Le Comité des Ministres, en vertu de l'article 54 (art. 54) de la
Convention de sauvegarde des Droits de l'Homme et des Libertés
fondamentales (ci-après dénommée "la convention"),
Vu l'arrêt de la Cour européenne des Droits de l'Homme rendu le
27 avril 1988 dans l'affaire Boyle et Rice et transmis à la même date
au Comité des Ministres;
Rappelant qu'à l'origine de cette affaire se trouvent deux requêtes
dirigées contre le Royaume-Uni de Grande-Bretagne et d'Irlande du
Nord, introduites devant la Commission européenne des Droits de
l'Homme, en vertu de l'article 25 (art. 25) de la convention, par quatre
ressortissants britanniques, la première le 4 mars 1981 par James et
Sarah Boyle et la seconde le 15 janvier 1982 par Brian et John Rice,
les requérants formulant des griefs ayant trait à l'emprisonnement de
deux d'entre eux et alléguant notamment la violation des articles 8 et
13 (art. 8, art. 13) de la convention;
Rappelant que l'affaire a été portée devant la Cour par la Commission
le 18 juillet 1986;
Considérant que dans son arrêt du 27 avril 1988 la Cour, à
l'unanimité:
- a dit qu'il y a eu violation de l'article 8 (art. 8) de la
convention dans le chef de M. James Boyle;
- a dit qu'il n'y a eu aucune infraction à l'article 13 (art. 13);
- a dit que le Royaume-Uni devait payer à M. James Boyle, pour frais
et dépens, la somme de 3 000 livres sterling plus tout montant pouvant
être dû au titre de la taxe sur la valeur ajoutée;
- a rejeté les demandes de satisfaction équitable pour le surplus;
Vu les Règles adoptées par le Comité des Ministres relatives à
l'application de l'article 54 (art. 54) de la convention;
Ayant invité le Gouvernement du Royaume-Uni à l'informer des mesures
prises à la suite de cet arrêt, eu égard à l'obligation qu'il a de s'y
conformer selon l'article 53 (art. 53) de la convention;
Considérant que, lors de l'examen de cette affaire par le Comité des
Ministres, le Gouvernement du Royaume-Uni a donné à celui-ci des
informations sur les mesures prises à la suite de l'arrêt, informations
qui sont résumées dans l'annexe à la présente résolution;
S'étant assuré que le Gouvernement du Royaume-Uni a payé à
M. James Boyle la somme prévue dans l'arrêt,
Déclare, après avoir pris connaissance des informations fournies par
le Gouvernement du Royaume-Uni, qu'il a rempli ses fonctions en vertu
de l'article 54 (art. 54) de la convention dans la présente affaire.
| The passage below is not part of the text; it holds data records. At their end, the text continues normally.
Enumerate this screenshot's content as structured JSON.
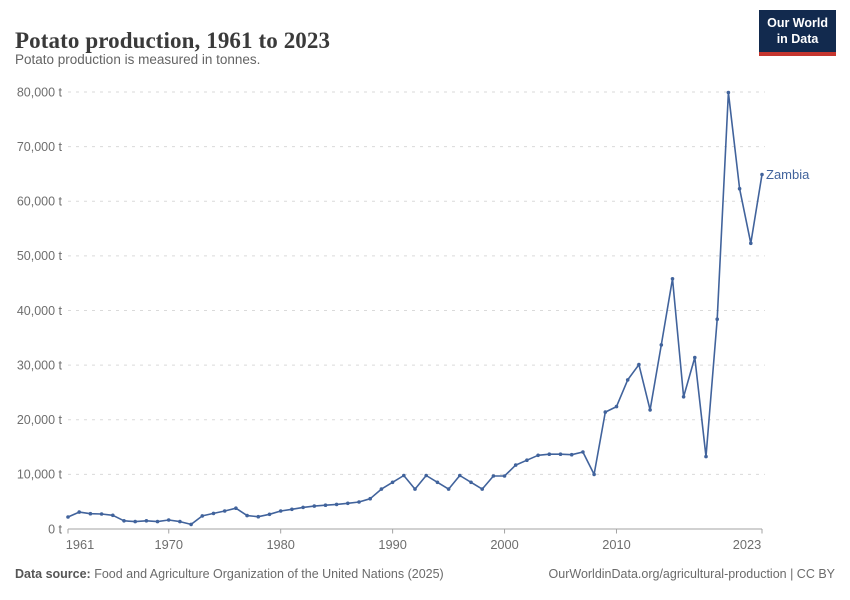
{
  "header": {
    "title": "Potato production, 1961 to 2023",
    "subtitle": "Potato production is measured in tonnes.",
    "logo": {
      "line1": "Our World",
      "line2": "in Data",
      "bg_color": "#122a4e",
      "accent_color": "#c5352e"
    }
  },
  "footer": {
    "source_label": "Data source:",
    "source_text": " Food and Agriculture Organization of the United Nations (2025)",
    "credit": "OurWorldinData.org/agricultural-production | CC BY"
  },
  "chart_data": {
    "type": "line",
    "title": "Potato production, 1961 to 2023",
    "ylabel": "",
    "xlabel": "",
    "unit": "t",
    "series_label": "Zambia",
    "line_color": "#41639c",
    "grid": "horizontal-dashed",
    "legend_position": "end-of-line-label",
    "xlim": [
      1961,
      2023
    ],
    "ylim": [
      0,
      80000
    ],
    "x_ticks": [
      1961,
      1970,
      1980,
      1990,
      2000,
      2010,
      2023
    ],
    "y_ticks": [
      0,
      10000,
      20000,
      30000,
      40000,
      50000,
      60000,
      70000,
      80000
    ],
    "x": [
      1961,
      1962,
      1963,
      1964,
      1965,
      1966,
      1967,
      1968,
      1969,
      1970,
      1971,
      1972,
      1973,
      1974,
      1975,
      1976,
      1977,
      1978,
      1979,
      1980,
      1981,
      1982,
      1983,
      1984,
      1985,
      1986,
      1987,
      1988,
      1989,
      1990,
      1991,
      1992,
      1993,
      1994,
      1995,
      1996,
      1997,
      1998,
      1999,
      2000,
      2001,
      2002,
      2003,
      2004,
      2005,
      2006,
      2007,
      2008,
      2009,
      2010,
      2011,
      2012,
      2013,
      2014,
      2015,
      2016,
      2017,
      2018,
      2019,
      2020,
      2021,
      2022,
      2023
    ],
    "values": [
      2200,
      3100,
      2800,
      2750,
      2500,
      1500,
      1350,
      1500,
      1350,
      1650,
      1350,
      850,
      2400,
      2850,
      3300,
      3800,
      2450,
      2250,
      2700,
      3300,
      3600,
      3950,
      4200,
      4350,
      4500,
      4700,
      4950,
      5550,
      7300,
      8550,
      9800,
      7300,
      9800,
      8550,
      7300,
      9800,
      8550,
      7300,
      9700,
      9700,
      11700,
      12600,
      13500,
      13700,
      13700,
      13600,
      14100,
      10000,
      21400,
      22400,
      27300,
      30100,
      21800,
      33700,
      45800,
      24200,
      31400,
      13250,
      38400,
      79900,
      62300,
      52300,
      64900
    ]
  }
}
Annexe à la Résolution DH (88) 17
Informations fournies par le Gouvernement du Royaume-Uni lors de
l'examen de l'affaire Boyle et Rice par le Comité des Ministres
La violation de l'article 8 (art. 8) de la convention constatée dans
le chef de M. James Boyle concernait l'interception d'une lettre qu'il
avait écrite par le directeur de la prison dans laquelle il était
détenu. La lettre avait été interceptée du fait d'une application
erronée du règlement pénitentiaire. Les mesures nécessaires ont été
prises afin que ce règlement soit correctement appliqué à l'avenir.
Une somme de 3 000 livres sterling, pour frais et dépens, ainsi que
450 livres sterling au titre de la taxe sur la valeur ajoutée, ont été
versées aux avocats de M. Boyle le 23 mai 1988.